Anand Menon, a professor at King’s College London and director of U.K. in a Changing Europe, said on Tuesday that he was very skeptical that there was any political appetite for an immediate push to rejoin the European Union, despite the downsides of Britain’s withdrawal.
“If you’re the prime minister and someone came up to you and said, ‘Prime minister, I’ve got a really good idea, which is you should reopen a toxic debate, go through five, six years of really painful negotiation and domestic angst in order that we can reap significant economic benefits for your successor,’” Mr. Menon said, “I’m just not aware of a politician who would say ‘That sounds like a great idea.’”
Certainly not Boris Johnson, who energetically campaigned to leave the European Union and became prime minister by promising to “get Brexit done.” Over the weekend, he insisted that he had been right all along.
“Do you want to spend 10 more miserable years arguing about it,” he asked in a video on social media, “when none of the major problems of this country — high tax, rampant welfare, excessive regulation, low skills, poor infrastructure, hopeless planning — none of them can be fixed by going back into the E. U.?”
In his resignation speech on Monday morning, Mr.

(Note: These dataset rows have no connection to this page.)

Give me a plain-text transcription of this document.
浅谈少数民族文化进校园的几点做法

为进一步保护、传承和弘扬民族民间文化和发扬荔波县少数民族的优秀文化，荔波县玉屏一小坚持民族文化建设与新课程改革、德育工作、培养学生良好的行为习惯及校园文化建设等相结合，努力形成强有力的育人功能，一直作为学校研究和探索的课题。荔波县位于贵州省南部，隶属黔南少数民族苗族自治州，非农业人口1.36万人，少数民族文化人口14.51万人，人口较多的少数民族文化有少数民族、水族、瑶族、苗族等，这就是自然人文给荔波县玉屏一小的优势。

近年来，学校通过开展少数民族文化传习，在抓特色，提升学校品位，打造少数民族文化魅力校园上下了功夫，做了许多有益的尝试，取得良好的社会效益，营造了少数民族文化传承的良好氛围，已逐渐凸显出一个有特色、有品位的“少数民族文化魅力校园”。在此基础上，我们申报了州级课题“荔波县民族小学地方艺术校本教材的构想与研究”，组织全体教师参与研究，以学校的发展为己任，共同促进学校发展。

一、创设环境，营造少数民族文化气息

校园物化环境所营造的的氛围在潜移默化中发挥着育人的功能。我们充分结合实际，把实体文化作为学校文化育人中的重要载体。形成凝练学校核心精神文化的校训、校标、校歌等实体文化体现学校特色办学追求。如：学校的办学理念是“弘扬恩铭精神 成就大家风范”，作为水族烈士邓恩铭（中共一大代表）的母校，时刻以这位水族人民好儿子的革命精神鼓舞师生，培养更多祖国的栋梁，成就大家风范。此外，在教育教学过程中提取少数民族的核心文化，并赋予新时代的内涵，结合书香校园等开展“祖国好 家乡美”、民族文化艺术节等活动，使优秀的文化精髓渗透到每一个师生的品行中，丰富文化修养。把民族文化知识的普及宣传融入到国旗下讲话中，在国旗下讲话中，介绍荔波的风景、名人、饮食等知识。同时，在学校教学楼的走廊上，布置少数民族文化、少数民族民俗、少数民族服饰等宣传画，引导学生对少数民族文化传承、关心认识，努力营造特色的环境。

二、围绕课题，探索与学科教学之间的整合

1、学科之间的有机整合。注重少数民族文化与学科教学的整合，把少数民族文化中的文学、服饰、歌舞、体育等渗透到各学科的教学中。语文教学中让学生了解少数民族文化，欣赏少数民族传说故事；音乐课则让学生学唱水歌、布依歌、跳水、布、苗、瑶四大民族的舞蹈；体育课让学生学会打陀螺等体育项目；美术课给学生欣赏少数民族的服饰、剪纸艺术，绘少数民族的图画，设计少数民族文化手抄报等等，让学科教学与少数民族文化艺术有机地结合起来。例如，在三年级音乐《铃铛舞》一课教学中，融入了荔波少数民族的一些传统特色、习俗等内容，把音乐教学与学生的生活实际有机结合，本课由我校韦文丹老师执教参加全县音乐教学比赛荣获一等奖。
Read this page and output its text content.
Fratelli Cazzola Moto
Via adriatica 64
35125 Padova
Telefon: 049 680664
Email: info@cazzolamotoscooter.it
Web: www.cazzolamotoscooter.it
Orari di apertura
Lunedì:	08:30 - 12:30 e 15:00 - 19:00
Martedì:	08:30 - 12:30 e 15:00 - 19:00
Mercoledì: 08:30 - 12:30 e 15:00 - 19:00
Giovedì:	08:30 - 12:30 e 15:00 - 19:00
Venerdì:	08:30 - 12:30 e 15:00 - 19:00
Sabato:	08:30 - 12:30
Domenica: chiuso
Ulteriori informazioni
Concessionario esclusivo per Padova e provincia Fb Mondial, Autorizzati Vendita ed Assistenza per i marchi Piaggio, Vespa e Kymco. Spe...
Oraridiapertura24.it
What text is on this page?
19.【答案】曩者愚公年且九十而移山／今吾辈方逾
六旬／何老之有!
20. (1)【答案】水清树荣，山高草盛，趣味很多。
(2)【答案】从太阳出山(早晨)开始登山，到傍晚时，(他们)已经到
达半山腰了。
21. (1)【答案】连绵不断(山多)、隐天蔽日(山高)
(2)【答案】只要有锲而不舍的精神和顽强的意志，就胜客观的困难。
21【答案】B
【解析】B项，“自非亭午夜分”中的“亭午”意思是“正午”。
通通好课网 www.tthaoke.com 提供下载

Starmer spoke with pride of “standing with Ukraine, standing up for our values and rebuilding our relationship with our allies in Europe.” He leaves office with that last part unfinished and his country still struggling with the divisions that Brexit created.
In the conclusion of the report by the Institute for Government, the author and former government adviser Sam Freedman wrote that the Labour Party under Mr. Burnham could seek to reopen the question of membership in the European Union.
“Though this would come with obvious risks, not least repolarizing society even more aggressively second time around, it is one of very few issues that both appeals to left/center voters and would unquestionably drive economic growth,” he wrote. At some point in the future, he said, “it may seem a justifiable roll of the dice.”